Monument Valley, UtahOkay – so a bit of artistic license in the title.

Although, you will be sure to note, I have not altered the word ‘young’. Sometimes one just has to be a purist (particularly when it’s more flattering…).

I’m often back with my family in New York and, while in the US, my husband and I like to take our kids to see different parts of the country. Last summer, we took a ten-day trip out to the Southwest – across Arizona, Utah, and Colorado – and had a fabulous time in this unique corner of America.

Sedona, ArizonaI’ll be writing about these places more in-depth, which I hope might be useful for those of you planning trips to these parts. But here’s an overview, just to spark your Wanderlust.

Sedona, Arizona – This beautiful town is a popular stop on the voyage from Pheonix (and its international airport) and the Grand Canyon. It’s definitely worth the very short detour.

The Red Rock Area just outside of town offers many hiking trails among stunning rock formations that have served as the backdrop for numerous westerns. Take along plenty of water and do most of your hiking in early morning or later afternoon to best enjoy the beauty of the area.

Grand Canyon National Park, Arizona- No matter how many times you’ve been here, it always manages to take your breath away.

We had a great time hiking here, setting off early in the morning and returning later in the afternoon with sore muscles, ready for an evening swim. In the summer months, climbing down into the canyon can be extremely hot and you need to take plenty of water with you.

Luckily, like all National Parks, the Grand Canyon has knowledgeable rangers on hand to assist with your questions and provide updated information on trail conditions. Speak to them first about your hiking plans and learn about ranger-guided hikes that can be quite interesting, too.

Monument Valley, UtahMonument Valley, Utah – Fans of westerns will know these landscapes well. John Ford shot seven of his most famous westerns here, with John Wayne riding around these sandstone rock formations.
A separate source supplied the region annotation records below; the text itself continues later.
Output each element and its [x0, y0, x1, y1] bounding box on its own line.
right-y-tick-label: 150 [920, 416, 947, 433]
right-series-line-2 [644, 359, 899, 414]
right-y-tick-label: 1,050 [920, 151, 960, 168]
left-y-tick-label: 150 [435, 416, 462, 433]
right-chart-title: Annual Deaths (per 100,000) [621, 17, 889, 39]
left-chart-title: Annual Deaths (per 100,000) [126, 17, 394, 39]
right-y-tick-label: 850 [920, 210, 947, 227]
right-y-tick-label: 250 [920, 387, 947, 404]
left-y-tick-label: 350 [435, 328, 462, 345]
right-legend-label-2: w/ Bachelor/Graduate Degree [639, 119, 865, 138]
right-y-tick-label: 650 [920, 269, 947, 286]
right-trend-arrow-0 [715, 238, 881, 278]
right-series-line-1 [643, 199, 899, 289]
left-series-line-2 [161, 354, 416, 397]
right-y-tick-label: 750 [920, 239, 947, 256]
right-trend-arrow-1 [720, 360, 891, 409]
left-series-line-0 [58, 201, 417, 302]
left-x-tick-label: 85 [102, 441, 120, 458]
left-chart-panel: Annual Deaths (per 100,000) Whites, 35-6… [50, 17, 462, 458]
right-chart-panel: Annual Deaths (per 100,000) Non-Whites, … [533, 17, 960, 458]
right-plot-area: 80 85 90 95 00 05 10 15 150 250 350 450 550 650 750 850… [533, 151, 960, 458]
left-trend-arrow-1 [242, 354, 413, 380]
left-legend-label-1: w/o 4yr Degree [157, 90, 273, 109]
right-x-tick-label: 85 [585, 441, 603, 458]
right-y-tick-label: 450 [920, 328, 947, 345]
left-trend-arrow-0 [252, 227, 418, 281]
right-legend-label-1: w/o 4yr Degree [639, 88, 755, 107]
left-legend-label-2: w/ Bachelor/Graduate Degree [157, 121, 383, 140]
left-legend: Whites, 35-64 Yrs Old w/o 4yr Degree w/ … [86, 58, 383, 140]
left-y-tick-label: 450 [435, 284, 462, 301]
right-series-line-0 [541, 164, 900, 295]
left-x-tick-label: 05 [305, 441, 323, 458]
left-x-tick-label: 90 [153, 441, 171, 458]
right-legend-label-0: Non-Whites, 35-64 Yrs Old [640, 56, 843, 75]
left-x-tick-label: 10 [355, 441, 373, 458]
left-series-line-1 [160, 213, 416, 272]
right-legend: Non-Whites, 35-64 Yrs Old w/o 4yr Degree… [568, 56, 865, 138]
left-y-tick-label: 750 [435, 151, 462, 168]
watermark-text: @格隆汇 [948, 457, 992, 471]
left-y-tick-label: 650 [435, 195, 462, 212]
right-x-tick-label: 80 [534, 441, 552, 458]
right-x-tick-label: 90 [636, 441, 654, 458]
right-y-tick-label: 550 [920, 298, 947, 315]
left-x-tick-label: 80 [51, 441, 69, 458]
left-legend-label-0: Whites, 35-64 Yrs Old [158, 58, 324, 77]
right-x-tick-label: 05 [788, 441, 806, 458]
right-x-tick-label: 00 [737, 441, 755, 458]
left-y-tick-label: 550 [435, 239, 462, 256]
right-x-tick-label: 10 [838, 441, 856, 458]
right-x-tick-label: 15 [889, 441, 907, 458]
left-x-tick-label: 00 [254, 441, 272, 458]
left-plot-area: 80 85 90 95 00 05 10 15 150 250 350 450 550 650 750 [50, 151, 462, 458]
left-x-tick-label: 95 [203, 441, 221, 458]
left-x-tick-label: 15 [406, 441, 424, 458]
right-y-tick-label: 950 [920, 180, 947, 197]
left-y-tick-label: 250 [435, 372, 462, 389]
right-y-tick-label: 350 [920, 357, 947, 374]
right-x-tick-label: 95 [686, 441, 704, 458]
The land belongs to the Navajo Nation and they manage the park. They’ve also opened a new hotel, with views over Monument Valley. You can join a  guided tour or drive the desert roads on your own through a well-marked circuit, and you can stop along the way to enjoy the stunning views.

Telluride, Colorado – Okay, after days and days in the desert, I was up for something completely different, and this picturesque perch in the Rocky Mountains was the ideal change-of-scene. At 8, 725 feet (2659 meters) from sea level, this was much cooler than our other holiday destinations.

Telluride is a very well-known skiing destination, but it’s also a great place for summer hiking and outdoor sports. The area is well-linked with free public transport (via gondola!) to encourage you to park your car and leave it parked. The gondolas can take you to various places to hike and mountain bike.

Mesa Verde, COMesa Verde National Park, Colorado – We (foolishly) thought to make  a quick stop here while driving from Telluride to Bryce Canyon, but we wound up spending several hours and would have liked to have stayed even more. This is a fascinating national park, with the remnants of the cave dwellings of the Pueblo Indians,  who lived in this area from 600-1300 A.D.

Explore these ruins, climb their steep ladders and squeeze through their tiny tunnels (you can imagine this was a real hit with the kids!) A great place to visit if you’re in the “Four Corners” region (where the states of Arizona, New Mexico, Utah and Colorado meet) of America.

Bryce Canyon, UtahBryce Canyon, Utah – This was the last stop on our wonderful trip and it was my first visit to this beautiful national park. I think my jaw dropped for about ninety percent of our time there. The colors and rock formations formed by wind erosion (called hoodoos) are stunning and changed dramatically around every corner…. and I can assure you we did enough hiking to explore almost each and every corner.

The Indians from this region would not walk too close to the rim. They thought the hoodoos were petrified evil spirits. My kids loved that story and my youngest kept asking if they come back to life at night.

Although there are lots of tourists, most of them stay concentrated on the rim, so if you enjoy hiking, you can enjoy many of the trails in relative solitude. We took one 14 kilometer trail early in the morning, and we must have bumped into a half-dozen people along the entire route. Bryce Canyon is truly amazing place. Don’t miss this on your trip out west!

So, fellow travelers … I’ll post more practical information on each location in future posts. But I hope this whet your appetite for a trip to the American west.

Enjoy this beautiful part of the country and come armed with lots of energy and excellent walking shoes. We did so much hiking, that by the time we boarded the flight from Pheonix back to New York, I could hardly feel my legs anymore. Sure beats being behind a computer any day!